Uncle Sam giveth and Uncle Sam taketh away.

That’s the principle at work in an unusual situation in Kansas City involving local subsidies and nuclear weapons production.

For the past half-century,

Honeywell International

(and its predecessor companies AlliedSignal and Bendix) has operated a

huge facility

(photo) in KC that makes the non-nuclear components of nuclear weapons. When the Cold War was still in full swing, there were some 8,000 people employed at the three-million-square-foot plant, which is owned by the federal government. The well-paid workforce, represented by

Machinists Local Lodge 778

, is now down to about 2,100.

Although the Pentagon has rejected calls that it get out of nuclear weapons entirely, the federal government is seeking to produce its weapons of mass destruction more efficiently. That includes downsizing the KC plant. In 2006 the Department of Energy’s National Nuclear Security Administration extended Honeywell’s contract through 2010 but

said

it wanted to relocate the operation to a smaller site.

Rather than finding a new government-owned facility, the General Services Administration (in effect Uncle Sam’s real estate broker) decided to have a private developer finance and build the new plant (expected to cost $500 million), which would then be leased to the Energy Department for Honeywell’s use. GSA touted this arrangement to local officials as a way to put the new plant on the property tax rolls (the existing one is tax-exempt), thereby generating an estimated $5.2 million for local entities including the school district.

Up to this point, the plan sounded reasonable (putting aside any misgivings about nuclear weapons production). But then it was proposed that about half of the tax revenue be diverted to help pay for some $40 million in road and utility improvements needed at and around the site—in other words, an arrangement like that of tax-increment financing deals. A GSA spokesperson told me, however, that he was told not to call it a TIF.

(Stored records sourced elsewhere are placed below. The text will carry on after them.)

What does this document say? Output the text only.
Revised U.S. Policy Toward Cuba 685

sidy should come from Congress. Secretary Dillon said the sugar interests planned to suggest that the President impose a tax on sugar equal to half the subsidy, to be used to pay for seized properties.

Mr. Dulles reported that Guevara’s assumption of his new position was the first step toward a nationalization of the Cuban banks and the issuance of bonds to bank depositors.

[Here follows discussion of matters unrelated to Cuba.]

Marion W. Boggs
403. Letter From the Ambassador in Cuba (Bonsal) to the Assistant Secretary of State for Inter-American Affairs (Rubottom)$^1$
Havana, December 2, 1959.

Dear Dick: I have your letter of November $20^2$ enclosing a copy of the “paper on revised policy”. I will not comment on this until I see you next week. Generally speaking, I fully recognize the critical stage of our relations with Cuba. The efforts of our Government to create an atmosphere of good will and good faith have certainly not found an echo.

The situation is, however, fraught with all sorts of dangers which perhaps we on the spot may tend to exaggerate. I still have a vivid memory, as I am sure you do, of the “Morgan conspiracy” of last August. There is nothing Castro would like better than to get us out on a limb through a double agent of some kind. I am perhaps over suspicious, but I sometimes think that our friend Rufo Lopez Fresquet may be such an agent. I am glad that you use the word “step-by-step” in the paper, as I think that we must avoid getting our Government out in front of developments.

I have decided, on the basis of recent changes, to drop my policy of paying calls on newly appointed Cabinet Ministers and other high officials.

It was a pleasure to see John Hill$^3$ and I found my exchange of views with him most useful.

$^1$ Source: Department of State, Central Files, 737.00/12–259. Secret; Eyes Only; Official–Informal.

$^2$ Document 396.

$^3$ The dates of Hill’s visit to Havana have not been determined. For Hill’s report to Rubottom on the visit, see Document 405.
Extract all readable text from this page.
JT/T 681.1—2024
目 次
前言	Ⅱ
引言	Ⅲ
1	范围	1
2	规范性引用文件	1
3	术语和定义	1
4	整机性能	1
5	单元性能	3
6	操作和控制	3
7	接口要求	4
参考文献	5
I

It’s not clear who initiated the TIF-like plan. A May 6, 2008 article in the

Kansas City Star

(no longer on web) implied that GSA proposed diverting the tax revenues, but the GSA guy I spoke to could not confirm that. Wherever it came from, the proposal is moving forward. A public entity called the Planned Industrial Expansion Authority recently

gave its blessing

, despite the opposition expressed by several speakers at a public hearing. Among the most vocal opponents are antiwar activists allied with groups such as the

PeaceWorks Kansas City

, who have been fighting the plant itself (old and new), not just the diversion of tax revenue. I’ve been told that the Machinists Local, concerned to protect the jobs of its members, is supporting the plan, but the union has not returned my message asking for details. The proposal now heads for the City Council.

While it was considerate of GSA to put the new plant on the property tax rolls, taking away half of the newfound revenue seems stingy. It comes across as an unnecessary gift for a developer which has not yet been chosen. Given the prevalence of abuses in subsidy programs such as TIF, it is dismaying to see the federal government playing a similar game with its TIF-like plan in Kansas City. It is even more disappointing to see local officials playing along.